The Ubiquitin Proteasome System as a Regulator of Neuronal Function

Homeostatic balance between protein synthesis, turn over and degradation is vital for the stability and viability of all living cells. The primary function of the Ubiquitin Proteasome System is to degrade intracellular proteins, however perturbation of this system has been associated with the pathogenesis of neurodegenerative diseases. There is also mounting evidence for the role of the proteasome in the healthy functioning of neurons, however an investigation into the effect of proteasomal inhibition on the physiology, morphology and behaviour within a vertebrate species has yet to be carried out.

In Chapters 3 and 4, whole-cell patch clamp technique has been used to determine how pharmacological inhibition of the proteasome influences the synaptic and intrinsic properties of motoneurons within the spinal cord of larval zebrafish. Proteasomal inhibition increased the frequency of glycinergic miniature inhibitory post-synaptic currents during chronic and short-term incubations. However, proteasome inhibition did not affect glutamatergic miniature excitatory post-synaptic currents or firing properties of motoneurons.

In Chapter 5, changes in the synaptic properties of the neuromuscular junction and the morphology primary motoneurons following pharmacological proteasomal inhibition were investigated. Proteasomal inhibition increased the frequency of miniature endplate potentials, suggesting that inhibition of the proteasome selectively affects neurotransmitter release at specific synapses. Thereafter, using immunohistochemistry, the effect of proteasomal inhibition on the morphology of primary motoneurons was assessed. Inhibition of the proteasome does not affect the outgrowth of primary motoneurons or the formation of neuromuscular junctions.

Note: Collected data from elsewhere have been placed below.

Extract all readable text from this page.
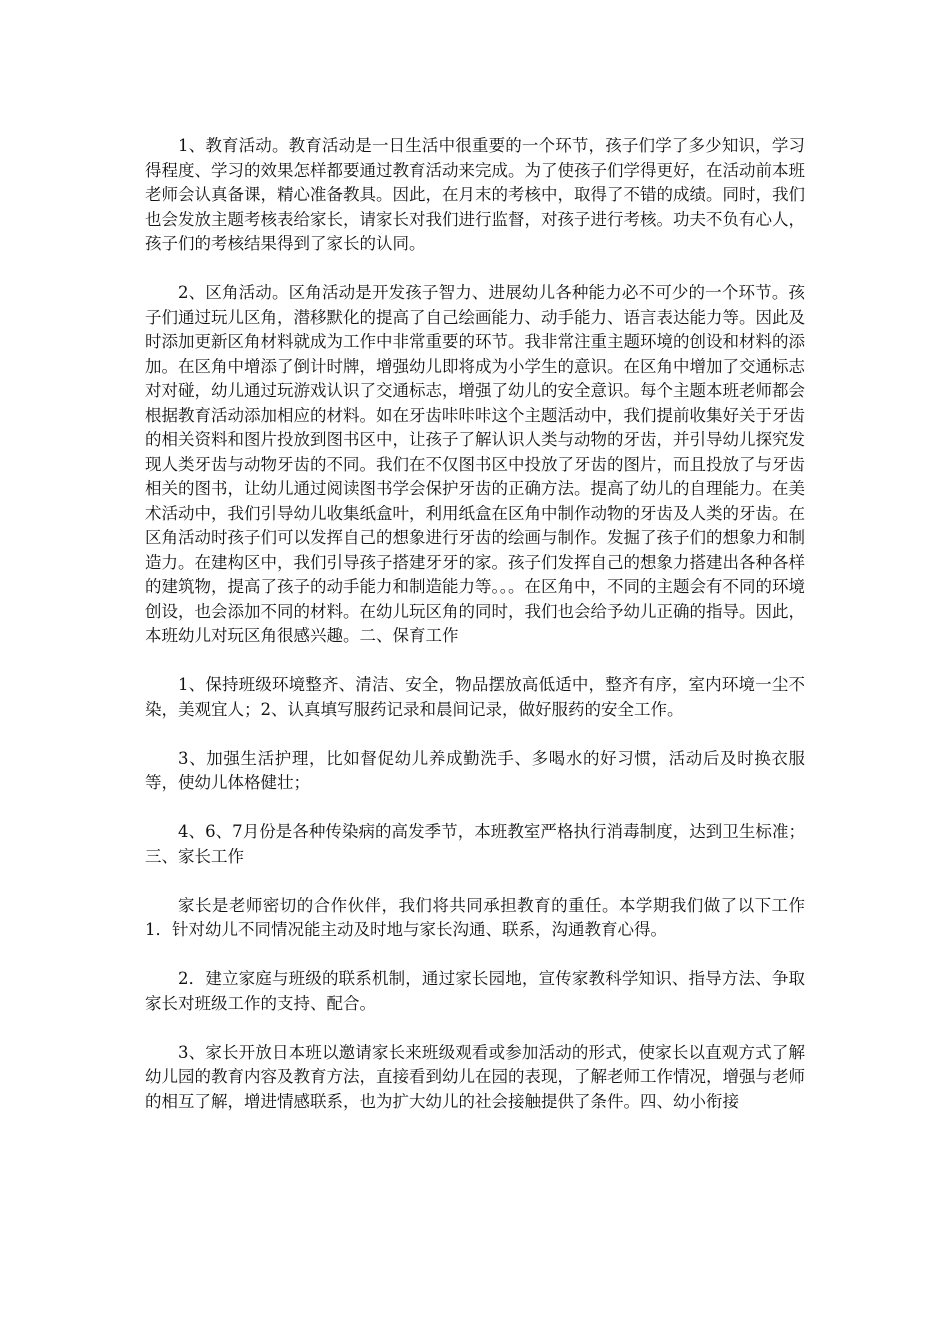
1、教育活动。教育活动是一日生活中很重要的一个环节，孩子们学了多少知识，学习得程度、学习的效果怎样都要通过教育活动来完成。为了使孩子们学得更好，在活动前本班老师会认真备课，精心准备教具。因此，在月末的考核中，取得了不错的成绩。同时，我们也会发放主题考核表给家长，请家长对我们进行监督，对孩子进行考核。功夫不负有心人，孩子们的考核结果得到了家长的认同。

2、区角活动。区角活动是开发孩子智力、进展幼儿各种能力必不可少的一个环节。孩子们通过玩儿区角，潜移默化的提高了自己绘画能力、动手能力、语言表达能力等。因此及时添加更新区角材料就成为工作中非常重要的环节。我非常注重主题环境的创设和材料的添加。在区角中增添了倒计时牌，增强幼儿即将成为小学生的意识。在区角中增加了交通标志对对碰，幼儿通过玩游戏认识了交通标志，增强了幼儿的安全意识。每个主题本班老师都会根据教育活动添加相应的材料。如在牙齿咔咔咔这个主题活动中，我们提前收集好关于牙齿的相关资料和图片投放到图书区中，让孩子了解认识人类与动物的牙齿，并引导幼儿探究发现人类牙齿与动物牙齿的不同。我们在不仅图书区中投放了牙齿的图片，而且投放了与牙齿相关的图书，让幼儿通过阅读图书学会保护牙齿的正确方法。提高了幼儿的自理能力。在美术活动中，我们引导幼儿收集纸盒叶，利用纸盒在区角中制作动物的牙齿及人类的牙齿。在区角活动时孩子们可以发挥自己的想象进行牙齿的绘画与制作。发掘了孩子们的想象力和制造力。在建构区中，我们引导孩子搭建牙牙的家。孩子们发挥自己的想象力搭建出各种各样的建筑物，提高了孩子的动手能力和制造能力等。。。在区角中，不同的主题会有不同的环境创设，也会添加不同的材料。在幼儿玩区角的同时，我们也会给予幼儿正确的指导。因此，本班幼儿对玩区角很感兴趣。二、保育工作

1、保持班级环境整齐、清洁、安全，物品摆放高低适中，整齐有序，室内环境一尘不染，美观宜人；2、认真填写服药记录和晨间记录，做好服药的安全工作。

3、加强生活护理，比如督促幼儿养成勤洗手、多喝水的好习惯，活动后及时换衣服等，使幼儿体格健壮；

4、6、7月份是各种传染病的高发季节，本班教室严格执行消毒制度，达到卫生标准；三、家长工作

家长是老师密切的合作伙伴，我们将共同承担教育的重任。本学期我们做了以下工作1．针对幼儿不同情况能主动及时地与家长沟通、联系，沟通教育心得。

2．建立家庭与班级的联系机制，通过家长园地，宣传家教科学知识、指导方法、争取家长对班级工作的支持、配合。

3、家长开放日本班以邀请家长来班级观看或参加活动的形式，使家长以直观方式了解幼儿园的教育内容及教育方法，直接看到幼儿在园的表现，了解老师工作情况，增强与老师的相互了解，增进情感联系，也为扩大幼儿的社会接触提供了条件。四、幼小衔接
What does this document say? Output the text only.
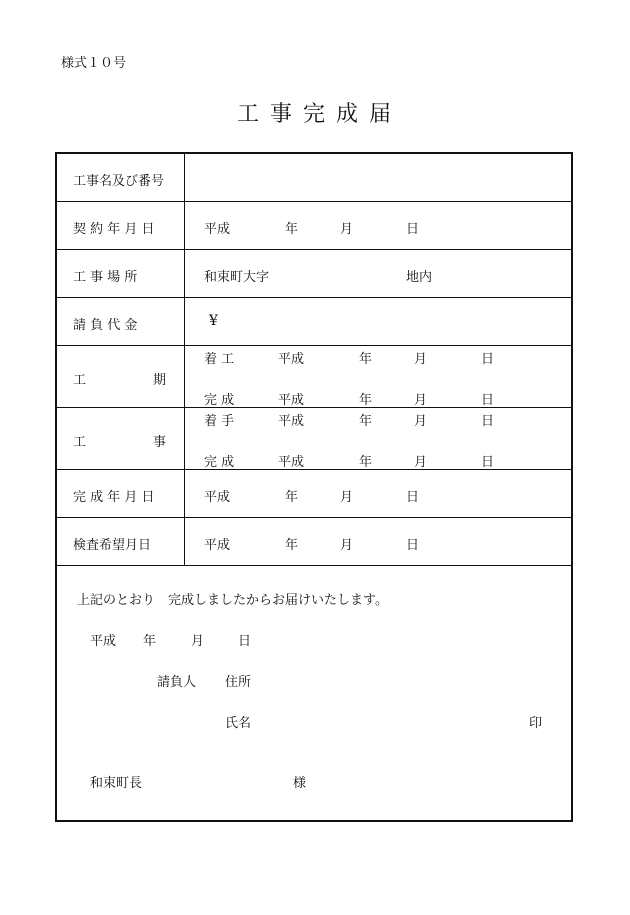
様式１０号
工 事 完 成 届
工事名及び番号
契 約 年 月 日	平成	年	月	日
工 事 場 所	和束町大字	地内
請 負 代 金	¥
工	期
着 工	平成	年	月	日
完 成	平成	年	月	日
工	事
着 手	平成	年	月	日
完 成	平成	年	月	日
完 成 年 月 日	平成	年	月	日
検査希望月日	平成	年	月	日
上記のとおり　完成しましたからお届けいたします。
平成 年	月	日
請負人 住所
氏名	印
和束町長	様
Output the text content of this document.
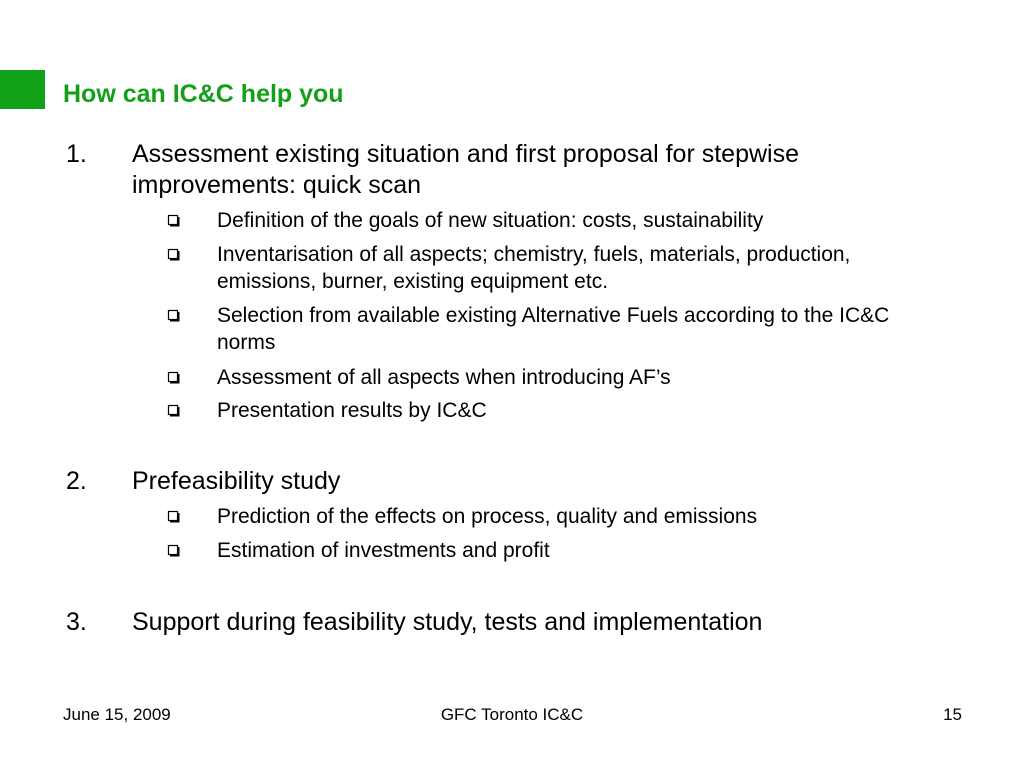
How can IC&C help you
1. Assessment existing situation and first proposal for stepwise improvements: quick scan
Definition of the goals of new situation: costs, sustainability
Inventarisation of all aspects; chemistry, fuels, materials, production, emissions, burner, existing equipment etc.
Selection from available existing Alternative Fuels according to the IC&C norms
Assessment of all aspects when introducing AF’s
Presentation results by IC&C
2. Prefeasibility study
Prediction of the effects on process, quality and emissions
Estimation of investments and profit
3. Support during feasibility study, tests and implementation
June 15, 2009	GFC Toronto IC&C	15
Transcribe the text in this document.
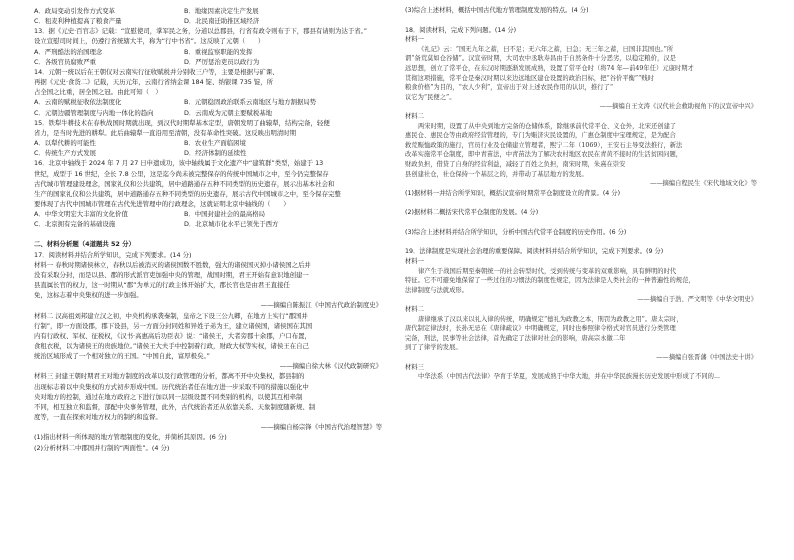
A．政局变动引发作方式变革	B．地缘因素决定生产发展
C．租麦利种植提高了粮食产量	D．北民南迁助推区域经济
13．据《元史·百官志》记载：“宣慰使司，掌军民之务，分道以总郡县，行省有政令则布于下，郡县有请则为达于省。”
设立宣慰司时间上，仍遵行省统辖大半，称为“行中书省”。这反映了元朝（　　）
A．严刑酷法的治国理念	B．重视监察职能的发挥
C．各级官员腐败严重	D．严厉惩治吏员以政行为
14．元朝一统以后在王朝仅对云南实行征收赋税并分别收三户等，主要是根据与矿课、
再据《元史·食货二》记载，天历元年，云南行省纳金课 184 锭、纳银课 735 锭，所
占全国之比重，居全国之冠。由此可知（　）
A．云南的赋税征收依法制度化	B．元朝稳固政治联系云南地区与地方割据局势
C．元朝边疆管理制度与内地一体化的趋向	D．云南成为元朝主要赋税基地
15．铁犁牛耕技术在春秋战国时期就出现，到汉代时期犁基本定型，唐朝发明了曲辕犁，结构完备，轻便
省力，是当时先进的耕犁。此后曲辕犁一直沿用至清朝，没有革命性突破。这反映出明清时期
A．以犁代耕的可能性	B．农业生产面临困境
C．传统生产方式发展	D．经济体制的延续性
16．北京中轴线于 2024 年 7 月 27 日申遗成功，该中轴线属于文化遗产中“建筑群”类型，始建于 13
世纪，成型于 16 世纪，全长 7.8 公里，这是迄今尚未被完整保存的传统中国城市之中，至今仍完整保存
古代城市管理建设理念，国家礼仪和公共建筑，居中道路通存五种不同类型的历史遗存，展示出基本社会和
生产的国家礼仪和公共建筑，居中道路通存五种不同类型的历史遗存，展示古代中国城市之中，至今保存完整
要体现了古代中国城市管理在古代先进管理中的行政理念，这就证明北京中轴线的（　　）
A．中华文明宏大丰富的文化价值	B．中国封建社会的最高格局
C．北京拥有完备的基础设施	D．北京城市化水平已领先于西方
二、材料分析题（4道题共 52 分）
17．阅读材料并结合所学知识，完成下列要求。(14 分)
材料一 春秋时期诸侯林立，春秋以后被消灭的诸侯国数不胜数，强大的诸侯国灭掉小诸侯国之后并
没有采取分封，而是以县、郡的形式派官吏加强中央的管理，战国时期，君王开始有意识地创建一
县直属长官的权力，这一时期从“郡”为单元的行政主体开始扩大，郡长官也是由君王直接任
免，这标志着中央集权的进一步加强。
——摘编自陈振江《中国古代政治制度史》
材料二 汉高祖刘邦建立汉之初，中央机构承袭秦制，皇帝之下设三公九卿，在地方上实行“郡国并
行制”，即一方面设郡，郡下设县，另一方面分封同姓和异姓子弟为王，建立诸侯国，诸侯国在其国
内有行政权、军权、征税权，《汉书·高惠高后功臣表》说：“诸侯王，大者旁郡十余郡，户口布置，
食租衣税，以为诸侯王的贵族地位。”诸侯王大夫手中控制着行政，财政大权等实权，诸侯王在自己
统治区域形成了一个相对独立的王国。“中国自此，富厚极矣。”
——摘编自徐大林《汉代政制研究》
材料三 封建王朝时期君王对地方制度的改革以及行政管理的分析，都离不开中央集权，都县制的
出现标志着以中央集权的方式初步形成中国。历代统治者任在地方进一步采取不同的措施以强化中
央对地方的控制，通过在地方政府之下进行加以同一层级设置不同类别的机构，以使其互相牵制
不同，相互独立和监督，部配中央事务管理，此外，古代统治者还从依靠关系、天象制度随新规、制
度等，一直在探索对地方权力的制约和监督。
——摘编自杨宗锋《中国古代治理智慧》等
(1)指出材料一所体现的地方管理制度的变化，并简析其原因。(6 分)
(2)分析材料二中郡国并行制的“两面性”。(4 分)
(3)综合上述材料，概括中国古代地方管理制度发展的特点。(4 分)
18．阅读材料，完成下列问题。(14 分)
材料一
《礼记》云：“国无九年之蓄，曰不足；无六年之蓄，曰急；无三年之蓄，曰国非其国也。”所
谓“备荒莫如仓谷储”。汉宣帝时期，大司农中丞耿寿昌由于自然条件十分恶劣，以稳定粮价，汉是
远思想，创立了常平仓，在东汉时期逐渐发展成熟，设置了常平仓时（将74 年—前49年任）元康时期才
贯彻这项措施，常平仓是秦汉时期以来边远地区建仓设置的政治目标，把“谷价平衡”“贱时
粮食价格”为目的，“农人少利”，宣帝出于对上述农民作用的认识，推行了“
议它为“民便之”。
——摘编自王文涛《汉代社会救助视角下的汉宣帝中兴》
材料二
两宋时期，设置了从中央到地方完备的仓储体系，除继承前代常平仓、义仓外，北宋还创建了
惠民仓、惠民仓等由政府经营管理的，专门为赈济灾民设置的，广惠仓制度中宝理规定，是为配合
救荒赈恤政策的施行，官员行业及仓储建立管理者，熙宁二年（1069），王安石主导变法推行，新法
改革实施常平仓制度，即中青苗法，中青苗法为了解决农村地区农民在青黄不接时的生活贫困问题，
财政负担，借贷了自身的经营利益，减轻了百姓之负担，南宋时期，朱熹在崇安
县创建社仓，社仓保持一个基层之的，并带动了基层地方的发展。
——摘编自程民生《宋代地域文化》等
(1)据材料一并结合所学知识，概括汉宣帝时期常平仓制度设立的背景。(4 分)
(2)据材料二概括宋代常平仓制度的发展。(4 分)
(3)综合上述材料并结合所学知识，分析中国古代常平仓制度的历史作用。(6 分)
19．法律制度是实现社会治理的重要保障。阅读材料并结合所学知识，完成下列要求。(9 分)
材料一
律产生于战国后期至秦朝统一的社会转型时代，受到传统与变革的双重影响，具有鲜明的时代
特征。它不可避免地保留了一些过往的习惯法的制度性规定，因为法律是人类社会的一种普遍性的规范，
法律制度与法就成形。
——摘编自于浩、严文明等《中华文明史》
材料二
唐律继承了汉以来以礼入律的传统，明确规定“德礼为政教之本，刑罚为政教之用”。唐太宗时，
唐代制定律法时，长孙无忌在《唐律疏议》中明确规定，同时也参照律令格式对官员进行分类管理
完备，刑法，民事等社会法律，首先确定了法律对社会的影响，唐高宗永徽二年
到了了律学的发展。
——摘编自张晋藩《中国法史十讲》
材料三
中华法系（中国古代法律）孕育于华夏，发展成熟于中华大地，并在中华民族漫长历史发展中形成了不同的...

Finally, in Chapter 6, the effect of proteasomal inhibition on the free-swimming behaviour of larval zebrafish was assessed. Inhibition of the proteasome does not affect overall swimming distance or time spent swimming. However, proteasomal inhibition increased velocity of swimming, suggesting that changes in synaptic transmission due to inhibited proteasomes affects the locomotive behaviour of larval zebrafish.